ANNUAL REPORT 2014
41
Audit Committee (“AC”)
The AC comprises three members, namely, Dr Chew Kia Ngee, Mr Hwang Soo Jin and Dr Lee Suan Yew, all of whom are
Non-executive independent Directors. The chairman of the AC, Dr Chew Kia Ngee, is a senior accountant with over 40 years’
experience in the profession. Mr Hwang Soo Jin is a seasoned financial professional and has over 40 years of financial
management expertise.
The principal responsibilities of the AC include:
• reviewing the audit plans with the internal and external auditors;
• reviewing the audit report of the external auditors and the results of the internal audit procedures;
• recommending the appointment, re-appointment and removal of external auditors and approving the compensation
and terms of engagement of the external auditors;
• reviewing annually the independence and objectivity of the external auditors, the cost effectiveness of the audit,
and the nature and extent of non-audit services;
• approving the hiring, removal and evaluation of the performance of Group Internal Audit Manager;
• ensuring that the internal audit function is adequately resourced and has appropriate standing within the Group;
• reviewing the adequacy of the internal audit function annually;
• reviewing the Group’s quarterly and full‑year results and annual financial statements prior to approval by the Board,
and the appropriateness and consistency of accounting principles and policies adopted across the Group
,
including
significant financial reporting issues and judgements;
• reviewing the adequacy and effectiveness of the Company’s system of internal controls, including accounting controls,
and addressing financial, operational, compliance and information technology risks and risk management processes;
• reviewing interested person transactions; and
• reviewing whistle-blowing reports.
The AC has full authority to investigate any matter concerning issues of internal controls, suspected fraud or irregularity.
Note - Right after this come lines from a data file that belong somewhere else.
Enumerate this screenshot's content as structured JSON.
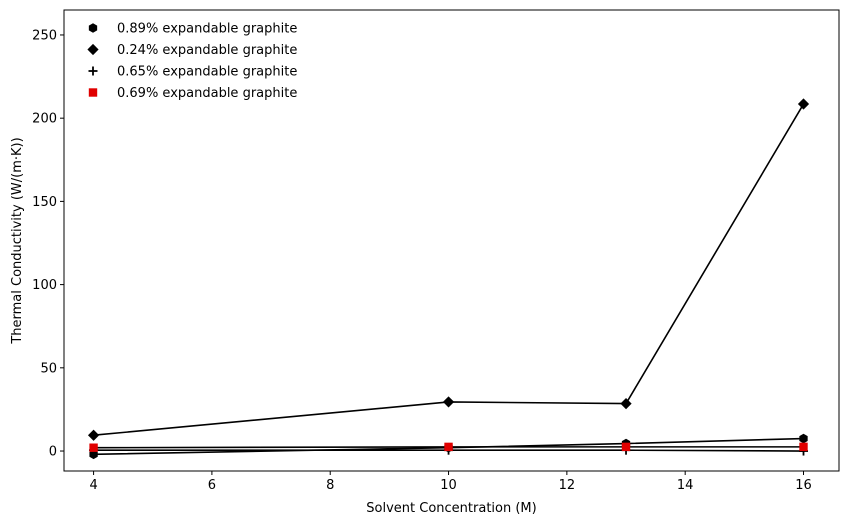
{
  "chart_data": {
    "type": "line",
    "title": "",
    "xlabel": "Solvent Concentration (M)",
    "ylabel": "Thermal Conductivity (W/(m·K))",
    "xlim": [
      3.5,
      16.6
    ],
    "ylim": [
      -12,
      265
    ],
    "xticks": [
      4,
      6,
      8,
      10,
      12,
      14,
      16
    ],
    "yticks": [
      0,
      50,
      100,
      150,
      200,
      250
    ],
    "grid": false,
    "legend_position": "top-left",
    "series": [
      {
        "name": "0.89% expandable graphite",
        "marker": "hexagon",
        "color": "#000000",
        "x": [
          4,
          10,
          13,
          16
        ],
        "y": [
          -2,
          2,
          4.5,
          7.5
        ]
      },
      {
        "name": "0.24% expandable graphite",
        "marker": "diamond",
        "color": "#000000",
        "x": [
          4,
          10,
          13,
          16
        ],
        "y": [
          9.5,
          29.5,
          28.5,
          208.5
        ]
      },
      {
        "name": "0.65% expandable graphite",
        "marker": "plus",
        "color": "#000000",
        "x": [
          4,
          10,
          13,
          16
        ],
        "y": [
          0.5,
          0.5,
          0.5,
          0
        ]
      },
      {
        "name": "0.69% expandable graphite",
        "marker": "square",
        "color": "#e00000",
        "x": [
          4,
          10,
          13,
          16
        ],
        "y": [
          2,
          2.5,
          2.5,
          2.5
        ]
      }
    ]
  }
}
It
has full access to the management and may invite any staff to attend its meetings. The AC adopts key principles from the
“Guidebook for Audit Committee in Singapore”, issued by the Audit Committee Guidance Committee in Singapore in 2008
and updated in 2014.
During the year, the AC held four meetings during which it performed its responsibilities as required under its charter and as
set out above. It met the external and internal auditors separately in the absence of management and noted that there was
no adverse feedback.
In reviewing non-audit services, the AC is satisfied that amount of non-audit services were not material and would not impair
the independence of the external auditors. The AC has confirmed that the Company has complied with Rule 712 and Rule
715/716 of the Singapore Exchange Securities Trading Limited (“SGX-ST”) Listing Manual which set out the requirements
on the appointment of the auditor. The AC has recommended to the Board the re-appointment of PricewaterhouseCoopers
LLP as the Group’s auditor for the ensuing year. The aggregate amount of fees paid to PricewaterhouseCoopers LLP for FY
2014 was $399,000. The breakdown of fees paid for audit and non-audit services were $393,000 and $6,000 respectively.
The AC members are continuously updated by management and auditors on changes to accounting standards and issues
which have a direct impact on financial statements, compliance with legislation and accounting-related matters.
Whistle‑Blowing Policy
The Group has in place a whistle-blowing policy and process under which employees may report to the AC any improprieties or
suspected wrong-doing by management or other staff without fear of reprisal. All reports received are accorded confidentiality
and independently investigated by the whistle‑blowing unit, comprising the Group Human Resource Manager and Group
Internal Audit Manager. Details of the whistle‑blowing policy are posted on the Company’s intranet. New employees are
briefed on the policy during their orientation.